If you haven't heard of Liz Ryan, she is a regular contributor to Forbes who writes about outmoded human resources practices. Her theme is that there are some practices that not only damage employees or potential employees, but also damage the companies themselves.
There's a story floating around that's right up Ryan's alley.
Someone was applying for a director of engineering position. Actually, he wasn't applying for it; someone sought HIM out. Why? Probably because of his experience.
I started coding 37 years ago (I was 11 years old) and never stopped since then. Beyond having been appointed as R&D Director 24 years ago (I was 24 years old), among (many) other works, I have since then designed and implemented the most demanding parts of TWD's R&D projects* – all of them delivering commercial products...

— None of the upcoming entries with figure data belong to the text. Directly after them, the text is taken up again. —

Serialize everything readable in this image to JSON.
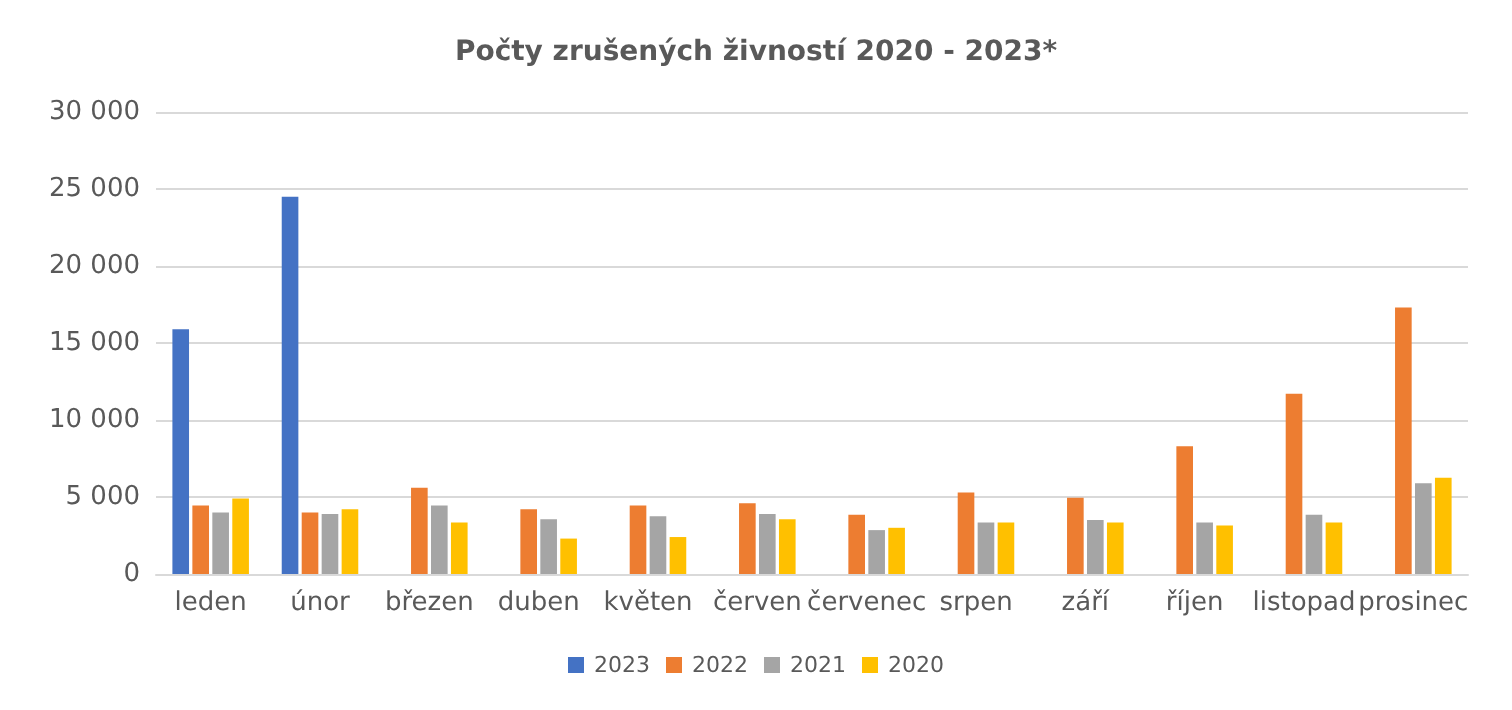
{
  "chart_data": {
    "type": "bar",
    "title": "Počty zrušených živností 2020 - 2023*",
    "categories": [
      "leden",
      "únor",
      "březen",
      "duben",
      "květen",
      "červen",
      "červenec",
      "srpen",
      "září",
      "říjen",
      "listopad",
      "prosinec"
    ],
    "series": [
      {
        "name": "2023",
        "color": "#4472c4",
        "values": [
          15900,
          24500,
          null,
          null,
          null,
          null,
          null,
          null,
          null,
          null,
          null,
          null
        ]
      },
      {
        "name": "2022",
        "color": "#ed7d31",
        "values": [
          4450,
          4000,
          5600,
          4200,
          4450,
          4600,
          3850,
          5300,
          4950,
          8300,
          11700,
          17300
        ]
      },
      {
        "name": "2021",
        "color": "#a5a5a5",
        "values": [
          4000,
          3900,
          4450,
          3550,
          3750,
          3900,
          2850,
          3350,
          3500,
          3350,
          3850,
          5900
        ]
      },
      {
        "name": "2020",
        "color": "#ffc000",
        "values": [
          4900,
          4200,
          3350,
          2300,
          2400,
          3550,
          3000,
          3350,
          3350,
          3150,
          3350,
          6250
        ]
      }
    ],
    "ylim": [
      0,
      30000
    ],
    "yticks": [
      0,
      {
        "value": 5000,
        "label": "5 000"
      },
      {
        "value": 10000,
        "label": "10 000"
      },
      {
        "value": 15000,
        "label": "15 000"
      },
      {
        "value": 20000,
        "label": "20 000"
      },
      {
        "value": 25000,
        "label": "25 000"
      },
      {
        "value": 30000,
        "label": "30 000"
      }
    ],
    "grid": "y",
    "legend": "bottom"
  }
}
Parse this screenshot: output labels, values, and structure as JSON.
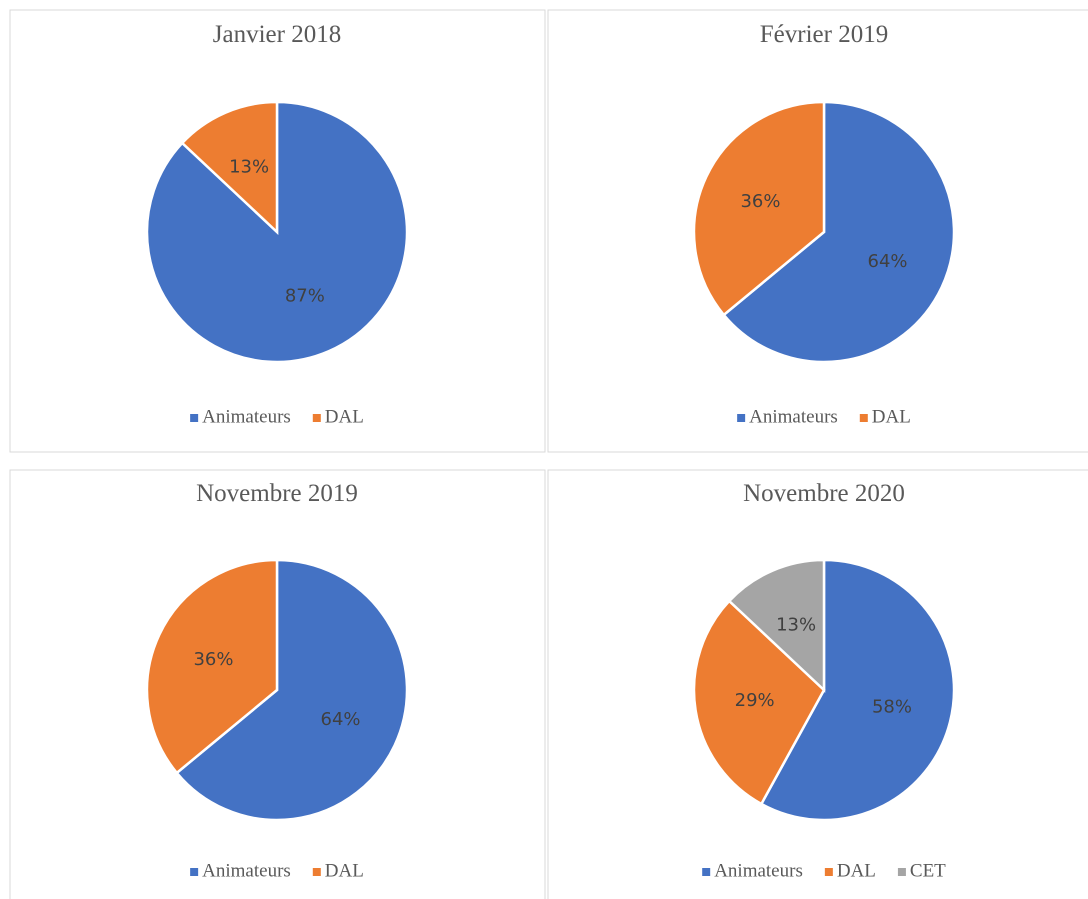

So presumably the director position is not an entry-level position where the employee is expected to do things by rote.
Or is it?
During a phone interview, things began to go awry around question 5.
5. What is a Linux inode?
Me: a unique file identifier for any given file system.
Recruiter: wrong, it's file metadata.
Me: the inode is an index uniquely identifying a file on a given filesystem, and you can lookup this index to fetch file attributes like size, time, owner and permissions; you can even add your own attributes on some file systems.
Recruiter: wrong, not "attributes", it's "metadata".
I should disclose that I would have bombed out of the test at question 1. But note the tone of the recruiter, and how the recruiter is proceeding with the interview. This becomes extremely obvious by the time the recruiter gets to question 7.
7. what is the name of the KILL signal?
Me: SIGKILL which #define is set to 9.
Recruiter: no, it's "TERMINATE".
Me: SIGTERM (15) is different from the KILL signal (9).
Recruiter: that's not the answer I have on my sheet of paper.
I don't know about your experience, but the people that I have seen in a Director position (or even in a Senior Manager or Manager position) have to respond to changing circumstances, sometimes with insufficient data. In other words, the answers to things that a Director faces are not things that you have on a sheet of paper.
Yet the recruiter insisted upon only accepting the official answer in front of him/her. This continued until ten questions had been asked, with the applicant explaining his rationale for the answers he provided, and the recruiter continuing to insist on the "right" answer.
As far as the recruiter was concerned, the applicant was grossly unqualified to work at the recruiter's company because he didn't provide the right answers.
Google, according to applicant Pierre Gauthier.
It's important to note that this part of the process was a specialized test rather than a general interview. But this particular interviewer apparently wasn't looking for creative solutions. In fact, while we're only getting a second-hand account of the recruiter's responses, it's quite possible that the recruiter didn't know anything about coding at all, and was just looking for the magic words on the all-important sheet of paper.
After the fact, Gauthier commented that even Google itself disagreed with the "right answers" that the recruiter had on the sheet of paper. After noting that the recruiter insisted that Quicksort is the best sorting method, Gauthier noted, "The Linux kernel (that Google relies on) opted for Heapsort rather than Quicksort... for its lower memory usage and more predictable execution time."
But Gauthier saved his best dig for the end of his post. Not the text at the end of the post, but a footnote at the end of the post (before subsequent updates).
(**) Google pagerank: the ultra-secret mathematical formula demonstrating that sponsored search results rank higher than reality can.
P.S. Hopefully the recruiter doesn't work in the Blogger part of Google now. If he/she does, this may be my last post outside of tymshft.